Headline
CVE-2021-43074: Fortiguard
An improper verification of cryptographic signature vulnerability [CWE-347] in FortiWeb 6.4 all versions, 6.3.16 and below, 6.2 all versions, 6.1 all versions, 6.0 all versions; FortiOS 7.0.3 and below, 6.4.8 and below, 6.2 all versions, 6.0 all versions; FortiSwitch 7.0.3 and below, 6.4.10 and below, 6.2 all versions, 6.0 all versions; FortiProxy 7.0.1 and below, 2.0.7 and below, 1.2 all versions, 1.1 all versions, 1.0 all versions may allow an attacker to decrypt portions of the administrative session management cookie if able to intercept the latter.
** PSIRT Advisories**
FortiOS & FortiWeb - Padding oracle in cookie encryption
Summary
An improper verification of cryptographic signature vulnerability [CWE-347] in FortiOS, FortiWeb, FortiProxy and FortiSwitch may allow an attacker to decrypt portions of the administrative session management cookie if able to intercept the latter.
Affected Products
FortiOS versions 7.0.3 and below.
FortiOS versions 6.4.8 and below,
FortiOS 6.2 all versions
FortiOS 6.0 all versions
FortiWeb 6.4 all versions
FortiWeb versions 6.3.16 and below,
FortiWeb 6.2 all versions
FortiWeb 6.1 all versions
FortiWeb 6.0 all versions
FortiProxy versions 7.0.1 and below,
FortiProxy versions 2.0.7 and below,
FortiProxy 1.2 all versions
FortiProxy 1.1 all versions
FortiProxy 1.0 all versions
FortiSwitch versions 7.0.3 and below,
FortiSwitch versions 6.4.10 and below,
FortiSwitch 6.2 all versions
FortiSwitch 6.0 all versions
Solutions
Upgrade to FortiOS version 7.0.7 or above.

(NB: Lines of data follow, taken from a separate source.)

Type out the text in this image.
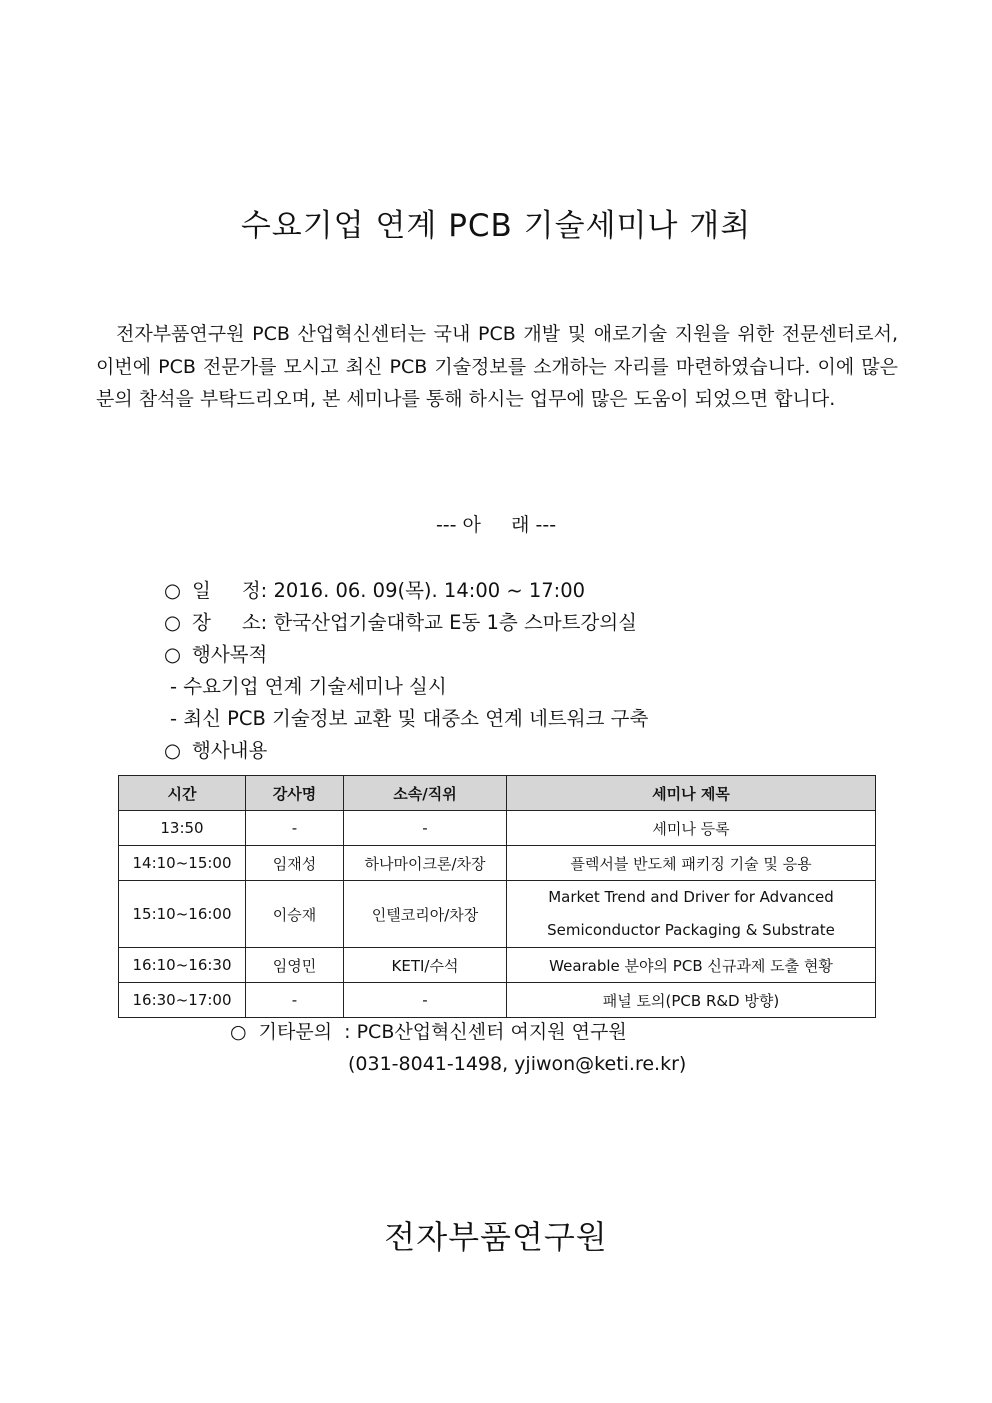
수요기업 연계 PCB 기술세미나 개최
전자부품연구원 PCB 산업혁신센터는 국내 PCB 개발 및 애로기술 지원을 위한 전문센터로서, 이번에 PCB 전문가를 모시고 최신 PCB 기술정보를 소개하는 자리를 마련하였습니다. 이에 많은 분의 참석을 부탁드리오며, 본 세미나를 통해 하시는 업무에 많은 도움이 되었으면 합니다.
--- 아     래 ---
○ 일     정: 2016. 06. 09(목). 14:00 ~ 17:00
○ 장     소: 한국산업기술대학교 E동 1층 스마트강의실
○ 행사목적
- 수요기업 연계 기술세미나 실시
- 최신 PCB 기술정보 교환 및 대중소 연계 네트워크 구축
○ 행사내용
시간	강사명	소속/직위	세미나 제목
13:50	-	-	세미나 등록
14:10~15:00	임재성	하나마이크론/차장	플렉서블 반도체 패키징 기술 및 응용
15:10~16:00	이승재	인텔코리아/차장	Market Trend and Driver for Advanced
Semiconductor Packaging & Substrate

16:10~16:30	임영민	KETI/수석	Wearable 분야의 PCB 신규과제 도출 현황
16:30~17:00	-	-	패널 토의(PCB R&D 방향)
○  기타문의  : PCB산업혁신센터 여지원 연구원
(031-8041-1498, yjiwon@keti.re.kr)
전자부품연구원
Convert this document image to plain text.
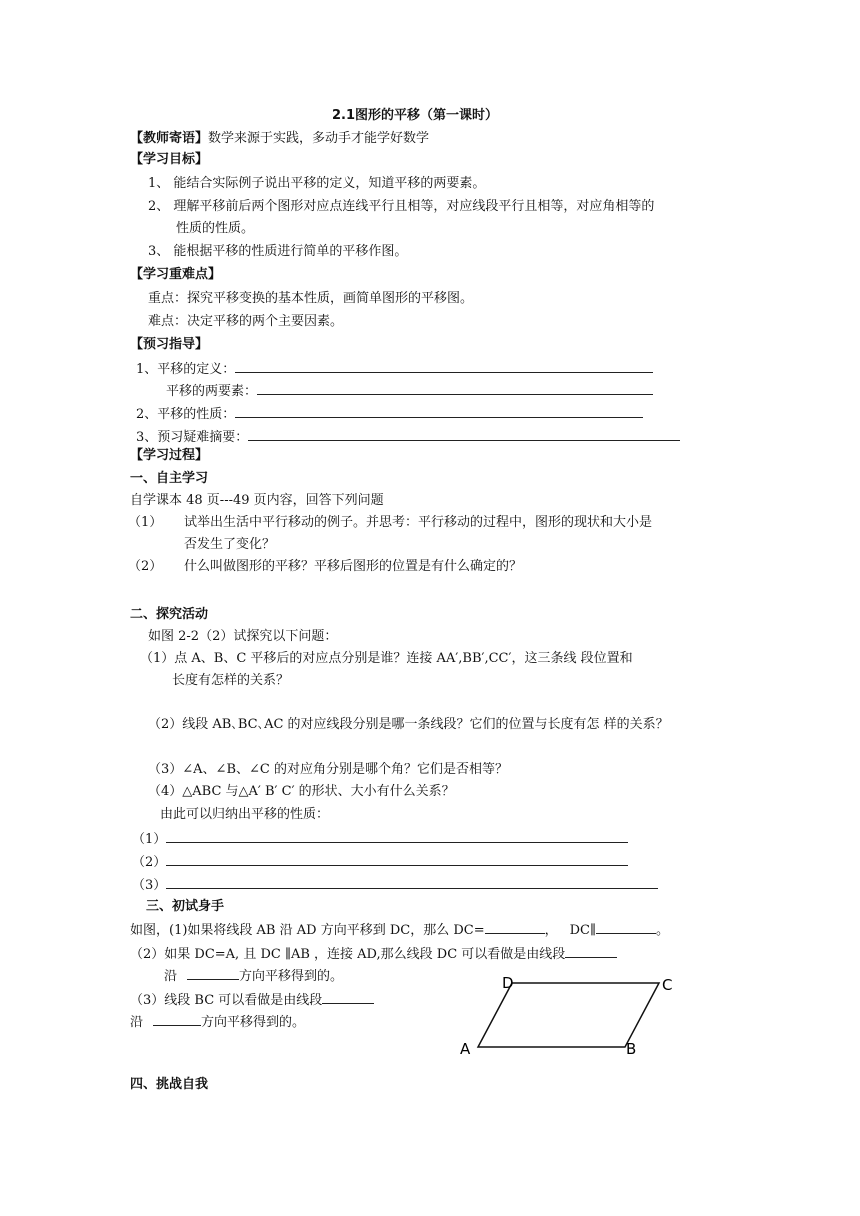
2.1图形的平移（第一课时）
【教师寄语】数学来源于实践，多动手才能学好数学
【学习目标】
1、 能结合实际例子说出平移的定义，知道平移的两要素。
2、 理解平移前后两个图形对应点连线平行且相等，对应线段平行且相等，对应角相等的
性质的性质。
3、 能根据平移的性质进行简单的平移作图。
【学习重难点】
重点：探究平移变换的基本性质，画简单图形的平移图。
难点：决定平移的两个主要因素。
【预习指导】
1、平移的定义：
平移的两要素：
2、平移的性质：
3、预习疑难摘要：
【学习过程】
一、自主学习
自学课本 48 页---49 页内容，回答下列问题
（1） 试举出生活中平行移动的例子。并思考：平行移动的过程中，图形的现状和大小是
否发生了变化？
（2） 什么叫做图形的平移？平移后图形的位置是有什么确定的？
二、探究活动
如图 2-2（2）试探究以下问题：
（1）点 A、B、C 平移后的对应点分别是谁？连接 AA′,BB′,CC′，这三条线 段位置和
长度有怎样的关系？
（2）线段 AB､BC､AC 的对应线段分别是哪一条线段？它们的位置与长度有怎 样的关系？
（3）∠A、∠B、∠C 的对应角分别是哪个角？它们是否相等？
（4）△ABC 与△A′ B′ C′ 的形状、大小有什么关系？
由此可以归纳出平移的性质：
（1）
（2）
（3）
三、初试身手
如图，(1)如果将线段 AB 沿 AD 方向平移到 DC，那么 DC=	， DC∥	。
（2）如果 DC=A, 且 DC ∥AB ，连接 AD,那么线段 DC 可以看做是由线段
沿	方向平移得到的。
（3）线段 BC 可以看做是由线段
沿	方向平移得到的。
D	C
A	B
四、挑战自我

Upgrade to FortiOS version 6.4.9 or above.
Upgrade to FortiWeb version 7.0.0 or above.
upgrade to FortiWeb version 6.3.17 or above.
Upgrade to FortiProxy version 7.0.7 or above.
Upgrade to FortiProxy version 2.0.8 or above.
Upgrade to FortiSwitch version 7.2.0 or above.
Upgrade to FortiSwitch version 7.0.4 or above.
Upgrade to FortiSwitch version 6.4.11 or above.